Indian villagers take care of the bodies of victims who died after allegedly drinking toxic bootleg liquor, at a cremation ground, in Assam's Golaghat district on February 22, 2019. - Photo by AFP

Ninety-eight workers have died and at least 200 others have been hospitalised in northeastern India after drinking toxic liquor, officials said Saturday, in the latest case of alcohol poisoning in the country.

The deaths in Assam state came less than two weeks after tainted liquor killed about 100 people in the northern states of Uttar Pradesh and Uttarakhand.

In addition to the latest toll, at least 200 more people were still hospitalised, according to a statement by the Assam government.

Golaghat district deputy commissioner Dhiren Hazarika said people started falling sick after consuming a batch of illegally produced liquor late Thursday.

The victims, who include many women, worked at local tea estates in the region. The death toll could rise further as both officials said some of the afflicted were in a critical condition.

“The people came to the hospital with severe vomiting, extreme chest pain and breathlessness,” doctor Ratul Bordoloi, joint director of Golaghat’s health department, told AFP.

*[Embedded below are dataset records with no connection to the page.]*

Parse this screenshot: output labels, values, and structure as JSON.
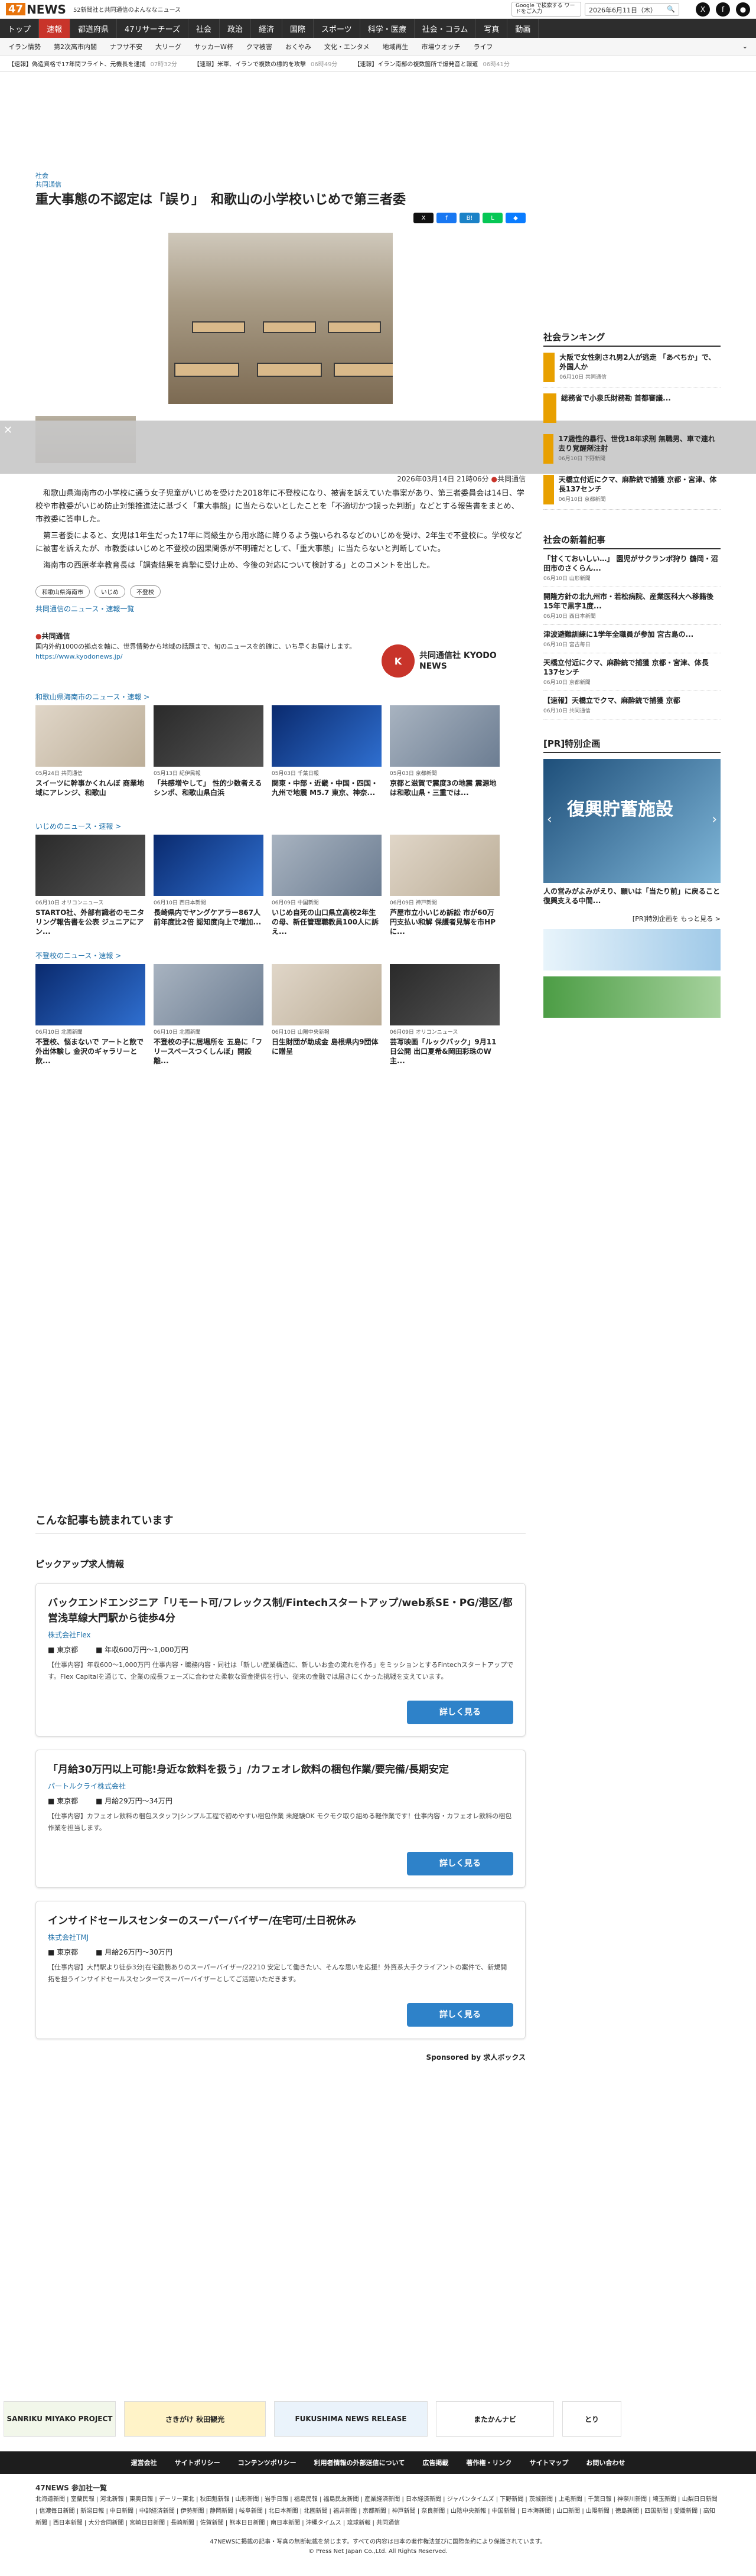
{
  "header": {
    "logo": "47NEWS",
    "tagline": "52新聞社と共同通信のよんななニュース",
    "google": "Google で検索する ワードをご入力",
    "date": "2026年6月11日（木）"
  },
  "nav": [
    "トップ",
    "速報",
    "都道府県",
    "47リサーチーズ",
    "社会",
    "政治",
    "経済",
    "国際",
    "スポーツ",
    "科学・医療",
    "社会・コラム",
    "写真",
    "動画"
  ],
  "subnav": [
    "イラン情勢",
    "第2次高市内閣",
    "ナフサ不安",
    "大リーグ",
    "サッカーW杯",
    "クマ被害",
    "おくやみ",
    "文化・エンタメ",
    "地域再生",
    "市場ウオッチ",
    "ライフ"
  ],
  "ticker": [
    {
      "t": "【速報】偽造資格で17年間フライト、元機長を逮捕",
      "time": "07時32分"
    },
    {
      "t": "【速報】米軍、イランで複数の標的を攻撃",
      "time": "06時49分"
    },
    {
      "t": "【速報】イラン南部の複数箇所で爆発音と報道",
      "time": "06時41分"
    }
  ],
  "article": {
    "category": "社会",
    "source_label": "共同通信",
    "title": "重大事態の不認定は「誤り」　和歌山の小学校いじめで第三者委",
    "meta": "2026年03月14日 21時06分",
    "meta_src": "共同通信",
    "paragraphs": [
      "和歌山県海南市の小学校に通う女子児童がいじめを受けた2018年に不登校になり、被害を訴えていた事案があり、第三者委員会は14日、学校や市教委がいじめ防止対策推進法に基づく「重大事態」に当たらないとしたことを「不適切かつ誤った判断」などとする報告書をまとめ、市教委に答申した。",
      "第三者委によると、女児は1年生だった17年に同級生から用水路に降りるよう強いられるなどのいじめを受け、2年生で不登校に。学校などに被害を訴えたが、市教委はいじめと不登校の因果関係が不明確だとして、「重大事態」に当たらないと判断していた。",
      "海南市の西原孝幸教育長は「調査結果を真摯に受け止め、今後の対応について検討する」とのコメントを出した。"
    ],
    "tags": [
      "和歌山県海南市",
      "いじめ",
      "不登校"
    ],
    "list_link": "共同通信のニュース・速報一覧"
  },
  "kyodo": {
    "name": "共同通信",
    "desc": "国内外約1000の拠点を軸に、世界情勢から地域の話題まで、旬のニュースを的確に、いち早くお届けします。",
    "url": "https://www.kyodonews.jp/",
    "logo": "共同通信社 KYODO NEWS"
  },
  "sections": [
    {
      "title": "和歌山県海南市のニュース・速報 >",
      "cards": [
        {
          "src": "05月24日 共同通信",
          "t": "スイーツに幹事かくれんぼ 商業地域にアレンジ、和歌山"
        },
        {
          "src": "05月13日 紀伊民報",
          "t": "「共感増やして」 性的少数者えるシンポ、和歌山県白浜"
        },
        {
          "src": "05月03日 千葉日報",
          "t": "関東・中部・近畿・中国・四国・九州で地震 M5.7 東京、神奈..."
        },
        {
          "src": "05月03日 京都新聞",
          "t": "京都と滋賀で震度3の地震 震源地は和歌山県・三重では..."
        }
      ]
    },
    {
      "title": "いじめのニュース・速報 >",
      "cards": [
        {
          "src": "06月10日 オリコンニュース",
          "t": "STARTO社、外部有識者のモニタリング報告書を公表 ジュニアにアン..."
        },
        {
          "src": "06月10日 西日本新聞",
          "t": "長崎県内でヤングケアラー867人 前年度比2倍 認知度向上で増加..."
        },
        {
          "src": "06月09日 中国新聞",
          "t": "いじめ自死の山口県立高校2年生の母、新任管理職教員100人に訴え..."
        },
        {
          "src": "06月09日 神戸新聞",
          "t": "芦屋市立小いじめ訴訟 市が60万円支払い和解 保護者見解を市HPに..."
        }
      ]
    },
    {
      "title": "不登校のニュース・速報 >",
      "cards": [
        {
          "src": "06月10日 北國新聞",
          "t": "不登校、悩まないで アートと飲で外出体験し 金沢のギャラリーと飲..."
        },
        {
          "src": "06月10日 北國新聞",
          "t": "不登校の子に居場所を 五島に「フリースペースつくしんぼ」開設 離..."
        },
        {
          "src": "06月10日 山陽中央新報",
          "t": "日生財団が助成金 島根県内9団体に贈呈"
        },
        {
          "src": "06月09日 オリコンニュース",
          "t": "芸写映画「ルックバック」9月11日公開 出口夏希&岡田彩珠のW主..."
        }
      ]
    }
  ],
  "ranking": {
    "title": "社会ランキング",
    "items": [
      {
        "t": "大阪で女性刺され男2人が逃走 「あべちか」で、外国人か",
        "s": "06月10日 共同通信"
      },
      {
        "t": "総務省で小泉氏財務勘 首都審議...",
        "s": ""
      },
      {
        "t": "17歳性的暴行、世伐18年求刑 無職男、車で連れ去り覚醒剤注射",
        "s": "06月10日 下野新聞"
      },
      {
        "t": "天橋立付近にクマ、麻酔銃で捕獲 京都・宮津、体長137センチ",
        "s": "06月10日 京都新聞"
      }
    ]
  },
  "newest": {
    "title": "社会の新着記事",
    "items": [
      {
        "t": "「甘くておいしい…」 園児がサクランボ狩り 鶴岡・沼田市のさくらん...",
        "s": "06月10日 山形新聞"
      },
      {
        "t": "開隆方針の北九州市・若松病院、産業医科大へ移籍後15年で黒字1度...",
        "s": "06月10日 西日本新聞"
      },
      {
        "t": "津波避難訓練に1学年全職員が参加 宮古島の...",
        "s": "06月10日 宮古毎日"
      },
      {
        "t": "天橋立付近にクマ、麻酔銃で捕獲 京都・宮津、体長137センチ",
        "s": "06月10日 京都新聞"
      },
      {
        "t": "【速報】天橋立でクマ、麻酔銃で捕獲 京都",
        "s": "06月10日 共同通信"
      }
    ]
  },
  "pr": {
    "title": "[PR]特別企画",
    "ad_text": "復興貯蓄施設",
    "caption": "人の営みがよみがえり、願いは「当たり前」に戻ること 復興支える中間...",
    "more": "[PR]特別企画を もっと見る >"
  },
  "jobs": {
    "read_more": "こんな記事も読まれています",
    "heading": "ピックアップ求人情報",
    "sponsor": "Sponsored by 求人ボックス",
    "items": [
      {
        "t": "バックエンドエンジニア「リモート可/フレックス制/Fintechスタートアップ/web系SE・PG/港区/都営浅草線大門駅から徒歩4分",
        "c": "株式会社Flex",
        "loc": "東京都",
        "pay": "年収600万円〜1,000万円",
        "d": "【仕事内容】年収600〜1,000万円 仕事内容・職務内容・同社は「新しい産業構造に、新しいお金の流れを作る」をミッションとするFintechスタートアップです。Flex Capitalを通じて、企業の成長フェーズに合わせた柔軟な資金提供を行い、従来の金融では届きにくかった挑戦を支えています。",
        "b": "詳しく見る"
      },
      {
        "t": "「月給30万円以上可能!身近な飲料を扱う」/カフェオレ飲料の梱包作業/要完備/長期安定",
        "c": "パートルクライ株式会社",
        "loc": "東京都",
        "pay": "月給29万円〜34万円",
        "d": "【仕事内容】カフェオレ飲料の梱包スタッフ|シンプル工程で初めやすい梱包作業 未経験OK モクモク取り組める軽作業です！仕事内容・カフェオレ飲料の梱包作業を担当します。",
        "b": "詳しく見る"
      },
      {
        "t": "インサイドセールスセンターのスーパーバイザー/在宅可/土日祝休み",
        "c": "株式会社TMJ",
        "loc": "東京都",
        "pay": "月給26万円〜30万円",
        "d": "【仕事内容】大門駅より徒歩3分|在宅勤務ありのスーパーバイザー/22210 安定して働きたい、そんな思いを応援！外資系大手クライアントの案件で、新規開拓を担うインサイドセールスセンターでスーパーバイザーとしてご活躍いただきます。",
        "b": "詳しく見る"
      }
    ]
  },
  "footer": {
    "banners": [
      "SANRIKU MIYAKO PROJECT",
      "さきがけ 秋田観光",
      "FUKUSHIMA NEWS RELEASE",
      "またかんナビ",
      "とり"
    ],
    "links": [
      "運営会社",
      "サイトポリシー",
      "コンテンツポリシー",
      "利用者情報の外部送信について",
      "広告掲載",
      "著作権・リンク",
      "サイトマップ",
      "お問い合わせ"
    ],
    "members_title": "47NEWS 参加社一覧",
    "members": "北海道新聞 | 室蘭民報 | 河北新報 | 東奥日報 | デーリー東北 | 秋田魁新報 | 山形新聞 | 岩手日報 | 福島民報 | 福島民友新聞 | 産業経済新聞 | 日本経済新聞 | ジャパンタイムズ | 下野新聞 | 茨城新聞 | 上毛新聞 | 千葉日報 | 神奈川新聞 | 埼玉新聞 | 山梨日日新聞 | 信濃毎日新聞 | 新潟日報 | 中日新聞 | 中部経済新聞 | 伊勢新聞 | 静岡新聞 | 岐阜新聞 | 北日本新聞 | 北國新聞 | 福井新聞 | 京都新聞 | 神戸新聞 | 奈良新聞 | 山陰中央新報 | 中国新聞 | 日本海新聞 | 山口新聞 | 山陽新聞 | 徳島新聞 | 四国新聞 | 愛媛新聞 | 高知新聞 | 西日本新聞 | 大分合同新聞 | 宮崎日日新聞 | 長崎新聞 | 佐賀新聞 | 熊本日日新聞 | 南日本新聞 | 沖縄タイムス | 琉球新報 | 共同通信",
    "copy1": "47NEWSに掲載の記事・写真の無断転載を禁じます。すべての内容は日本の著作権法並びに国際条約により保護されています。",
    "copy2": "© Press Net Japan Co.,Ltd. All Rights Reserved."
  }
}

Assam Chief Minister Sarbananda Sonowal has ordered an inquiry into the deaths.

State police said they had arrested one man for selling the liquor, and authorities said two excise department officials were suspended for failing to take adequate precautions over the sale of the alcohol.

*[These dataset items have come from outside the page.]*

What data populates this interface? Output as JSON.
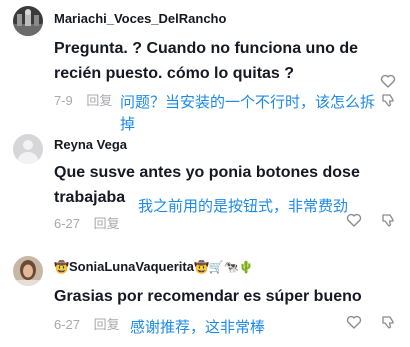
{
  "comments": [
    {
      "username": "Mariachi_Voces_DelRancho",
      "text": "Pregunta. ? Cuando no funciona uno de recién puesto. cómo lo quitas ?",
      "date": "7-9",
      "reply_label": "回复",
      "translation_line1": "问题？当安装的一个不行时，该怎么拆",
      "translation_line2": "掉"
    },
    {
      "username": "Reyna Vega",
      "text": "Que susve antes yo ponia botones dose trabajaba",
      "date": "6-27",
      "reply_label": "回复",
      "translation": "我之前用的是按钮式，非常费劲"
    },
    {
      "username_prefix": "🤠",
      "username": "SoniaLunaVaquerita",
      "username_suffix": "🤠🛒🐄🌵",
      "text": "Grasias por recomendar es súper bueno",
      "date": "6-27",
      "reply_label": "回复",
      "translation": "感谢推荐，这非常棒"
    }
  ],
  "icons": {
    "like": "heart-outline-icon",
    "dislike": "thumbs-down-icon"
  },
  "colors": {
    "text": "#161823",
    "meta": "#a8a9ad",
    "translation": "#1d8ae8"
  }
}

Read More: 25 tea-pickers in India die after consuming poisonous alcohol

Assam health minister Himanta Biswa Sarma told AFP that state authorities had collated “at least 80” deaths in the districts. “But apart from this some more people died outside the hospital,” he added.

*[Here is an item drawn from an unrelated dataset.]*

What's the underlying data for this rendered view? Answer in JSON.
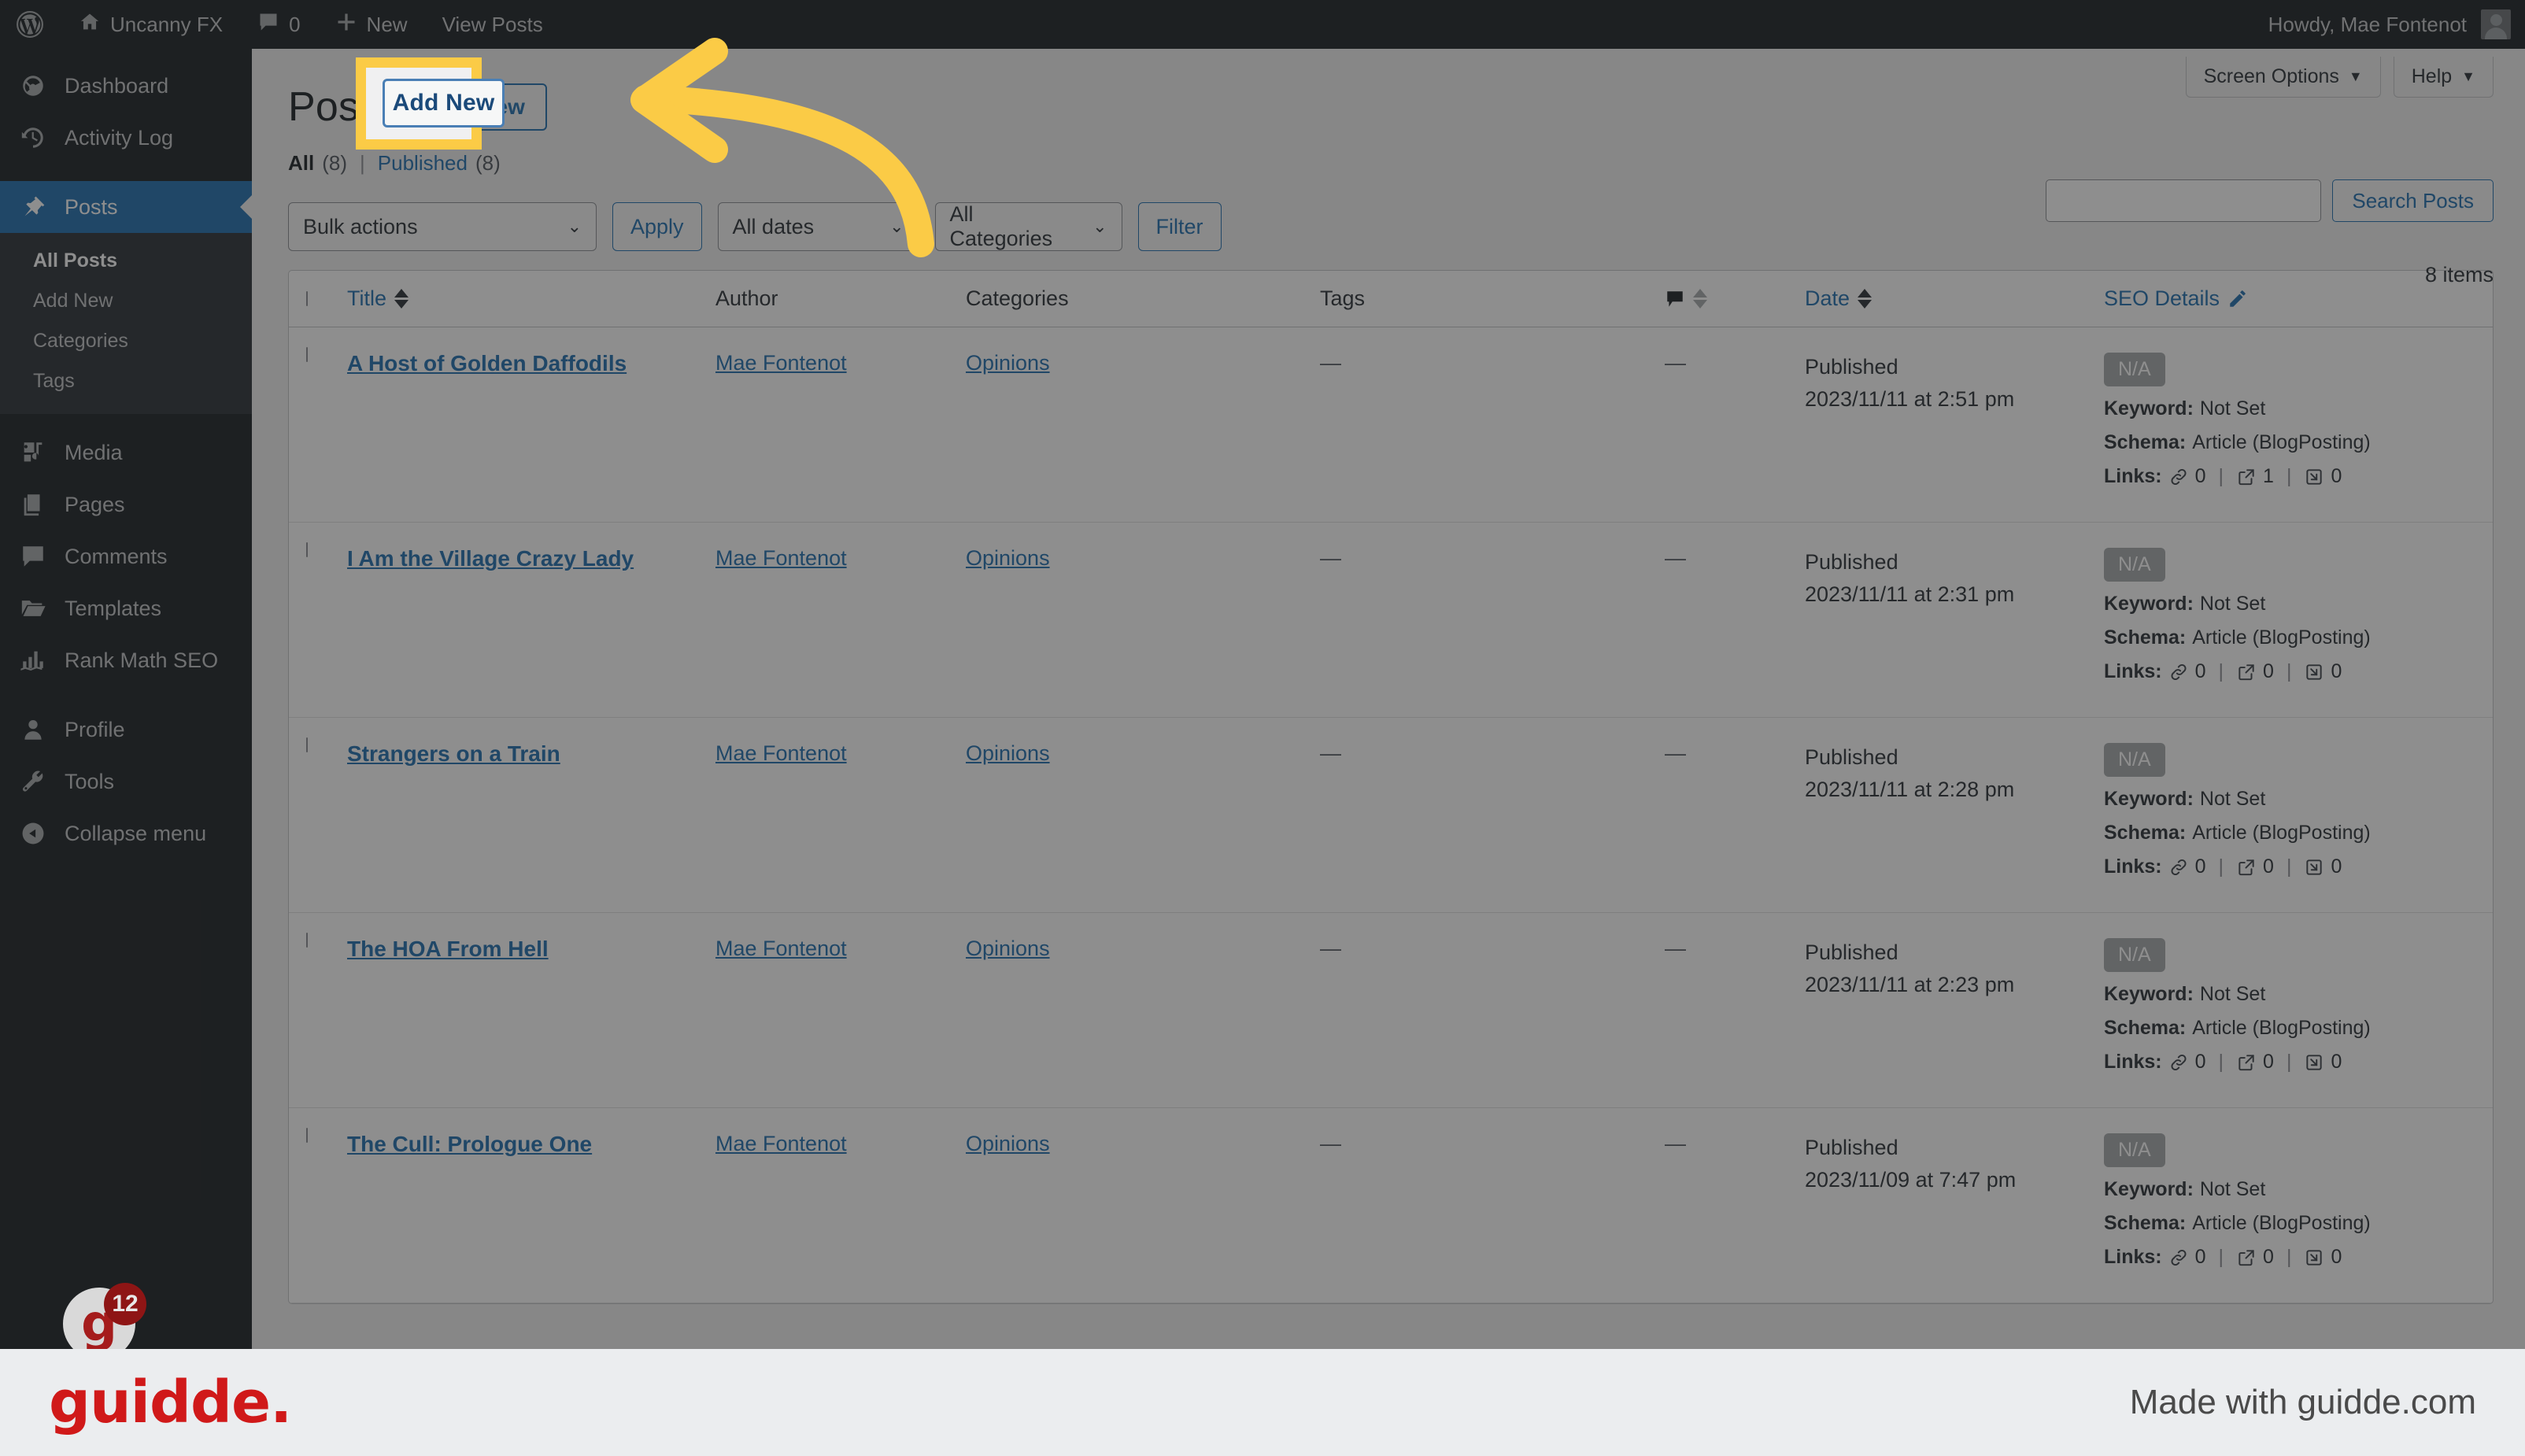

“I also met the family members and relatives and ensured them that the perpetrators will not be spared,” Sarma said in a Twitter comment.

Some media reports, citing anonymous sources, said that more than 100 people had died and the exact number was still being verified by authorities.

Cheap, locally made liquor is common in parts of rural India and bootleggers often add methanol – a highly toxic form of alcohol sometimes used as an anti-freeze – to their product to increase its strength.

If ingested in large quantities, methanol can cause blindness, liver damage and death.

Hundreds of mainly poor people die each year in the South Asian country from tainted liquor, which normally costs just a few US cents a bottle.

Of the estimated five billion litres of alcohol drunk every year in India, around 40 per cent is illegally produced, according to the International Spirits and Wine Association of India.

Many Indian states have implemented or pushed for prohibition, which, according to critics, further increases the unsupervised manufacture and sale of alcohol.